I had missed a datapath flow above, for completeness: recirc_id(0),tunnel(tun_id=0x2,src=10.89.0.5,dst=10.89.0.6,geneve({class=0x102,type=0x80,len=4,0x10003/0x7fffffff}),flags(-df+csum+key)),in_port(2),ct_state(-new-est-rel-rpl-inv-trk),ct_mark(0/0x3),eth(src=0a:58:64:40:00:01,dst=0a:58:64:40:00:03),eth_type(0x0800),ipv4(src=10.244.0.4/255.255.255.252,dst=10.89.0.1,ttl=63,frag=no), packets:4, bytes:264, used:0.899s, flags:F., actions:set(eth(src=d6:db:93:1b:af:5c,dst=ea:8c:57:97:14:b7)),set(ipv4(ttl=62)),ct(zone=5,nat),recirc(0x40) recirc_id(0x40),tunnel(tun_id=0x2,src=10.89.0.5,dst=10.89.0.6,geneve({}{}),flags(-df+csum+key)),in_port(2),ct_state(-new-rpl+trk),eth(),eth_type(0x0800),ipv4(src=10.244.0.6,frag=no), packets:4, bytes:264, used:0.899s, flags:F., actions:ct(commit,nat(src=10.89.0.199)),recirc(0x41) recirc_id(0x41),tunnel(tun_id=0x2,src=10.89.0.5,dst=10.89.0.6,geneve({}{}),flags(-df+csum+key)),in_port(2),ct_state(-new-est-rel-rpl+inv+trk),ct_mark(0/0x1),eth(src=d6:db:93:1b:af:5c,dst=ea:8c:57:97:14:b7),eth_type(0x0800),ipv4(dst=10.64.0.0/255.224.0.0,frag=no), packets:4, bytes:264, used:0.899s, flags:F., actions:ct_clear,ct(commit,zone=64000,mark=0x1/0xffffffff),4
PR https://github.com/ovn-org/ovn-kubernetes/pull/3349 tries to minimize the race condition window in which packets can reach a gateway (after failover) before SNAT is configured in openflow.
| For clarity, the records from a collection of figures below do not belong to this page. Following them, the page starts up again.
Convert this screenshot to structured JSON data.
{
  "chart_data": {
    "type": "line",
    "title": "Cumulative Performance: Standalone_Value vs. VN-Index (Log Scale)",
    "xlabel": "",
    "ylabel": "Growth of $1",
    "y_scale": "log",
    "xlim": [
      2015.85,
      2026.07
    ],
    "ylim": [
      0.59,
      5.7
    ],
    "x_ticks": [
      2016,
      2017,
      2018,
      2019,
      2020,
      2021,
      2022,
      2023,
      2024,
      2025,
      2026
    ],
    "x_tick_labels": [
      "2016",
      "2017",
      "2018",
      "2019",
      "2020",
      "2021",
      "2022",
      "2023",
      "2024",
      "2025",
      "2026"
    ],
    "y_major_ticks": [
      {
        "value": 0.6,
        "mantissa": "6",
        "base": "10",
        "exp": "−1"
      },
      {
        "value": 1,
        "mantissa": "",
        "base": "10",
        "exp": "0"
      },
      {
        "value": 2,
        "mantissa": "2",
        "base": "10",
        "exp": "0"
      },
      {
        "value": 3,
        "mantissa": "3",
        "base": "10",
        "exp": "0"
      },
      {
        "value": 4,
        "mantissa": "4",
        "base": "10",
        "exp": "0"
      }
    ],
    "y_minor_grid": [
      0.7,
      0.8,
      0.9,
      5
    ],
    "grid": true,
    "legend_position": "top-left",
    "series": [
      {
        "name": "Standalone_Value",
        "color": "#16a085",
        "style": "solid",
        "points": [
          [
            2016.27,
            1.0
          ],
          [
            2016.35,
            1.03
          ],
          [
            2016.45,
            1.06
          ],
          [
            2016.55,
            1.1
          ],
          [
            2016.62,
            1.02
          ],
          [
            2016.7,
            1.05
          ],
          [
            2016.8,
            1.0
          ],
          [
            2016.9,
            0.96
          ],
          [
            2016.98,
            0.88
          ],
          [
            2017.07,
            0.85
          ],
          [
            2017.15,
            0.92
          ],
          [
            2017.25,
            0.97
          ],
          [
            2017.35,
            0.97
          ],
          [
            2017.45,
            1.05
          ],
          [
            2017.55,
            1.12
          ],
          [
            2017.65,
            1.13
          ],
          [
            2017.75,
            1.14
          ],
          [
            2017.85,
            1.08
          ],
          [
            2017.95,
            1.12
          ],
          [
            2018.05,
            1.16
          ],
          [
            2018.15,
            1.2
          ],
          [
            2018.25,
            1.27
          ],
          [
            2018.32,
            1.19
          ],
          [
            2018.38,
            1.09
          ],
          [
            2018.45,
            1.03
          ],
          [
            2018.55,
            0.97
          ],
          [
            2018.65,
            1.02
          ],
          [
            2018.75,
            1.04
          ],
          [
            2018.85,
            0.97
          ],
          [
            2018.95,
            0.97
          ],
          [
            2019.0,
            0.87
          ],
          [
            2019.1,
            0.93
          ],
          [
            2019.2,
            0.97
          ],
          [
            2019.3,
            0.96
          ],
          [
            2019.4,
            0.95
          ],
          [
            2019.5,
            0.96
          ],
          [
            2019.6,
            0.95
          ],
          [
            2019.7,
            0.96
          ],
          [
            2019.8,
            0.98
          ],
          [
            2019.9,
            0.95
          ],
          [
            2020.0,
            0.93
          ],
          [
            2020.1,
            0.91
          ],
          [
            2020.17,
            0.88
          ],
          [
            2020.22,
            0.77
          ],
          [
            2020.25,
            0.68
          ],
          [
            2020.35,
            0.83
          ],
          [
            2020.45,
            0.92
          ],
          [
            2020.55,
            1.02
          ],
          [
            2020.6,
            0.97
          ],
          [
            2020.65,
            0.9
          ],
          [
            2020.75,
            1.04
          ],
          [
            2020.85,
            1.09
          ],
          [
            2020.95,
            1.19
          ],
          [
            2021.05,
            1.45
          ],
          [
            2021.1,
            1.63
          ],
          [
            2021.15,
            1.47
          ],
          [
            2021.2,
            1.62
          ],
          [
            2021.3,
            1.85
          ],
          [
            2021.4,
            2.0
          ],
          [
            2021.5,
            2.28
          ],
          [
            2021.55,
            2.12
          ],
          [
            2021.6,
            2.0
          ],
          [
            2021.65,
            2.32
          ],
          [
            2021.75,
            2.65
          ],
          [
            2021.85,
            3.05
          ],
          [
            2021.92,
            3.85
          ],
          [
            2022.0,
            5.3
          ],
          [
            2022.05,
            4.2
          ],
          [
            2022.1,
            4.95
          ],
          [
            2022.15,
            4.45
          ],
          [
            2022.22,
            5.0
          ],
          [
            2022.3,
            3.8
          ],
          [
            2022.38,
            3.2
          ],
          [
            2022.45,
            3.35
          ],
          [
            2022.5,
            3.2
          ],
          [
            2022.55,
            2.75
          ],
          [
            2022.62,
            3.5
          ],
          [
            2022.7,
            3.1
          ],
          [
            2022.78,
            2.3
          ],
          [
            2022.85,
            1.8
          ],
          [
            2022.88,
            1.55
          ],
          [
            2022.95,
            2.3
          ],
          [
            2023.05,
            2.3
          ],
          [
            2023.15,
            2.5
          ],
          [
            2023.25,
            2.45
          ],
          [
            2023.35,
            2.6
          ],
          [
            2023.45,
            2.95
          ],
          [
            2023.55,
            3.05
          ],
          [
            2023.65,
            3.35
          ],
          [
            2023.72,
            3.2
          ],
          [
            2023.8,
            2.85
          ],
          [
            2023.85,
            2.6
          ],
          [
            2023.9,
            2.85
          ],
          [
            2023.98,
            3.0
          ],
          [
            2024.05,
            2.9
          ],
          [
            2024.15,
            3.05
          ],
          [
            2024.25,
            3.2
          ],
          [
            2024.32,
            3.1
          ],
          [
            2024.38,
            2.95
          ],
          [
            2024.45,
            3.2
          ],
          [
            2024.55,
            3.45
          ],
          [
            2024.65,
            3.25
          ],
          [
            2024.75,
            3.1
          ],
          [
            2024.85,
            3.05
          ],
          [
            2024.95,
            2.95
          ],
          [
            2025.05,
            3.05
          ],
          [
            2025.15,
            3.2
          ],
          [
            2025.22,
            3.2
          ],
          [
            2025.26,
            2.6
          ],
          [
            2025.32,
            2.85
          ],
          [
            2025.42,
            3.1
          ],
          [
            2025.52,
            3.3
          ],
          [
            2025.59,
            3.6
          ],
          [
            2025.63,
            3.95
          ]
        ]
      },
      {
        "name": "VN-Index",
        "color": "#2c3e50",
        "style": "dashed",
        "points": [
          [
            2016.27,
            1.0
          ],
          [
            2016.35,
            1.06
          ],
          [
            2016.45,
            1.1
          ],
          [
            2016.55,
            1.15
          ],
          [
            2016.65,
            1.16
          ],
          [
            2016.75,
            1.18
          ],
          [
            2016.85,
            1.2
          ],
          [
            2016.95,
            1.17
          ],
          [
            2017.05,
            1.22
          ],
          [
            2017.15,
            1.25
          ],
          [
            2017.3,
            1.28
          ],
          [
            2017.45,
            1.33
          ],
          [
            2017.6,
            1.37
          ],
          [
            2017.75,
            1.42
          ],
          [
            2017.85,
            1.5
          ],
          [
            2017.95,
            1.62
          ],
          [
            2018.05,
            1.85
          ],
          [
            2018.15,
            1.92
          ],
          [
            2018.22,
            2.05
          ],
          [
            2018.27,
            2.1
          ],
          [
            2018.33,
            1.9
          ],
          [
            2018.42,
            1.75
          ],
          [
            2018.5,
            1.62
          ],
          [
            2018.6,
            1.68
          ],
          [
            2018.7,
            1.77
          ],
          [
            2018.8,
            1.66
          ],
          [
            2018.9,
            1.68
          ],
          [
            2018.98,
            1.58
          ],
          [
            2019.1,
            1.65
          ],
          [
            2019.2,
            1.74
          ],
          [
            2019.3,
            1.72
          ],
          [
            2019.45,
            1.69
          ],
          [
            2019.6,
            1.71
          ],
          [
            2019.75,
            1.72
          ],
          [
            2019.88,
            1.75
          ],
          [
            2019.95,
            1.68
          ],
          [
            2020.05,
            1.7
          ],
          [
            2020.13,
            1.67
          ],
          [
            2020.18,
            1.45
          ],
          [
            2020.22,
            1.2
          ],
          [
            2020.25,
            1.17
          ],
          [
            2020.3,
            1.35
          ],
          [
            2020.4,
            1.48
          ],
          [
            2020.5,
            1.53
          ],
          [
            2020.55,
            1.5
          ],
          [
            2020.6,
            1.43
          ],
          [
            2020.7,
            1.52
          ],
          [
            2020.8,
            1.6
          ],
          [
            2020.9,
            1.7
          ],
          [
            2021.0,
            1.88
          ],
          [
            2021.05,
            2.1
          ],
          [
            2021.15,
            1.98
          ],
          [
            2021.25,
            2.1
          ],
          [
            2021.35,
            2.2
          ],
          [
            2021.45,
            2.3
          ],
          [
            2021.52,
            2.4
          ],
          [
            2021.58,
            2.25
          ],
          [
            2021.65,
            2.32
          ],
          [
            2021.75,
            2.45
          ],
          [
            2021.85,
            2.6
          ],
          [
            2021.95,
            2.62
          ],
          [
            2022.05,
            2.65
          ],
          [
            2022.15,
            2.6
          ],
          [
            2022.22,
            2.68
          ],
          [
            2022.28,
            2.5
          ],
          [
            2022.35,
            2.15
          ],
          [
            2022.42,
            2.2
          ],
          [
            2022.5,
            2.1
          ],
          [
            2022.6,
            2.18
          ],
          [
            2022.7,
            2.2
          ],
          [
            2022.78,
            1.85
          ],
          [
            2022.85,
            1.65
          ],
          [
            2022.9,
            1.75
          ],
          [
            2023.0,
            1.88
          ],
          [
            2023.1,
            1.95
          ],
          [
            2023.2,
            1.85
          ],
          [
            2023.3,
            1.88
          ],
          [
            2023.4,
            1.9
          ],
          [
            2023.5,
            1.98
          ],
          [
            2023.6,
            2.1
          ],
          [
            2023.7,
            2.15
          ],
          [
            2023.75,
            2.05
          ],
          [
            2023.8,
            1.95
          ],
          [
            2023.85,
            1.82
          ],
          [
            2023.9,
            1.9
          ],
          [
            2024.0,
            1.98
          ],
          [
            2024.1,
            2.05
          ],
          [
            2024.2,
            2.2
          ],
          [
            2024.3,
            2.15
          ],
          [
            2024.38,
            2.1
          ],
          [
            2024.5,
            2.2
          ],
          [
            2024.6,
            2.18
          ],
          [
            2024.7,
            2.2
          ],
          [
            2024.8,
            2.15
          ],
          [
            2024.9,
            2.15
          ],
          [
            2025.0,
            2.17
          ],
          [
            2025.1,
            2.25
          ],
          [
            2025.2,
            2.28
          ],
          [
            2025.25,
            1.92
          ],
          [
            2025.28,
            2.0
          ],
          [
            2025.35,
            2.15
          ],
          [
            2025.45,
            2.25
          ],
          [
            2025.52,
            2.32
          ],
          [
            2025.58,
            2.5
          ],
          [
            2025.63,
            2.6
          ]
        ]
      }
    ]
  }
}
Closing this BZ for now; bug 2130939 tracks the not-SNAT-ed FIN and RST packets.
(In reply to Dumitru Ceara from comment #9) > Closing this BZ for now; bug 2130939 tracks the not-SNAT-ed FIN and RST > packets. Bug 2160685 is actually the one tracking the not-SNAT-ed FIN and RST packets.